The top colleges in the country for social sciences do not figure anywhere in the top 200 institutions of study in the world. Anyone on a lookout for a good course in the humanities has to often look at options in select universities in north India. A number of students, otherwise, consider options of study abroad mainly in Europe and the U.S.

This is where several like-minded individuals with distinctive academic and professional merit joined hands to bridge the lacunae and came out with a vision for a better education in the liberal arts.

The founders of Ashoka University are realising this vision with the support of the leading academicians, from Andre Beteille to Christope Jaffrelot, and the likes of Kiran Karnik and Deepak Parekh who mentored students during the Young India Fellowship (YIF).

Skills and values

“The skills and values (critical thinking, team work, communication, social sensibility and commitment) that we acquired over the years was something we wanted young people in the country to have exposure to at an early stage rather than discover later,” says Pramath Raj Sinha, one of the founders at Ashoka University.

The Memorandum of Understanding (MoU) between the University of Michigan and Ashoka University was signed for future collaborations in student and faculty exchanges. “A liberal arts education is an unparalleled foundation for a life filled with creativity and innovation. That is why we are so impressed by the plans for Ashoka University and what they mean for Indian students. We are honoured to be the first public university to be an Ashoka partner,” says Mary Sue Coleman, president, University of Michigan.

“We see this collaboration as an opportunity to contribute our long-term expertise and undergrad experience to Ashoka,” says Prof. Farina Mir, Director of the Center for South Asian Studies at the University of Michigan. Prof. Mir emphasised the role of developing the pedagogy at Ashoka in the long run.

Ashoka University which has partnered with the University of Pennsylvania for the YIF, in terms of faculty support, was aided by it in designing the computer science programme.

Likewise, it plans to engage with the University of Michigan for shaping its faculty.
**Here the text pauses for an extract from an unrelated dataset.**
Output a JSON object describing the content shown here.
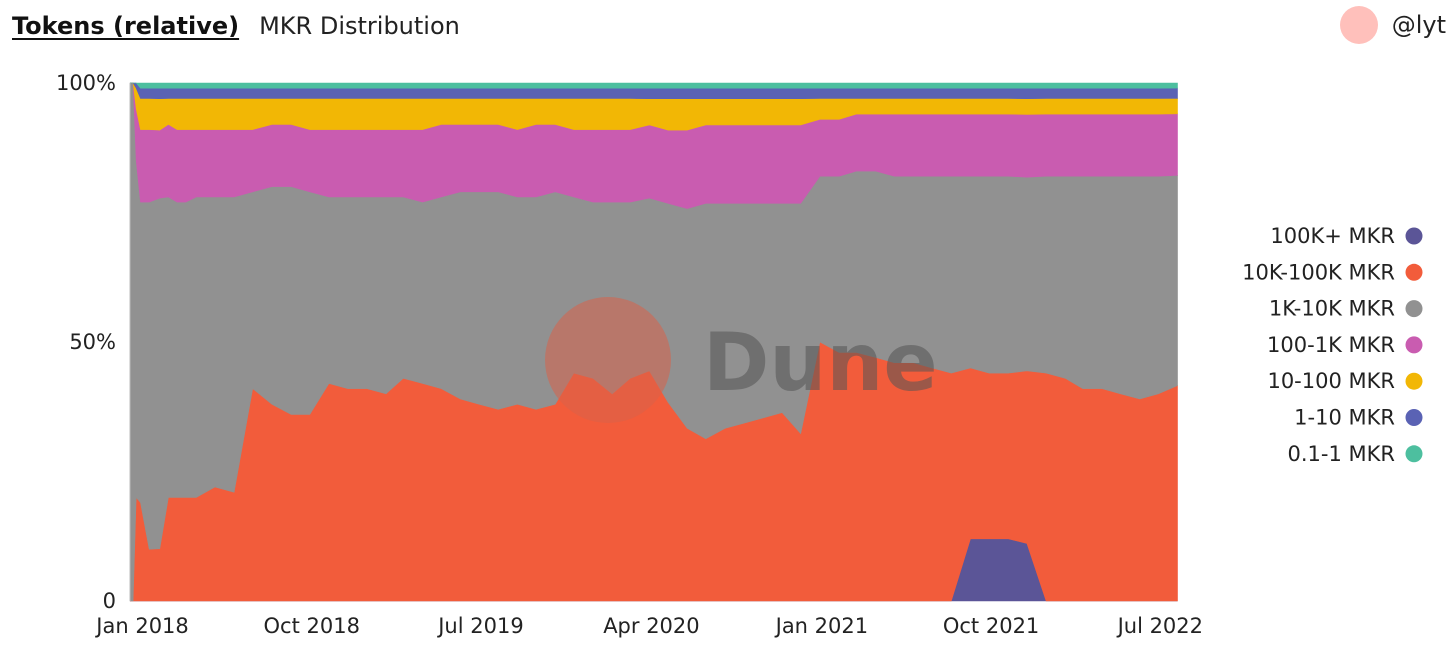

Vineet Gupta, one of the founders, says that the University of Michigan will be engaged in the long run in mentoring a young faculty.

Prof. Jonathan Gil Harris, who has taught at YIF, says that he was impressed by the approach of students who enjoyed engaging in discussions, which was opposed to the rote-learning structure he was wary of before making a teaching commitment.

The undergraduate programme, with a multi-disciplinary focus, will be in place from next year. “Ashoka emphasises liberal learning. Knowledge of multiple fields will help students develop a wide perspective,” says Madhavi Menon, Professor of English.

Besides majoring in the core subject of English, Economics, History, Sociology or Computer Science, foundation courses in an array of disciplines from “Mathematics and Logic” to “‘Trends in History” and “Critical Thinking” will be offered. As part of “Ashoka Quest”, students will have to do internships in the social and corporate sector, in addition to elective courses.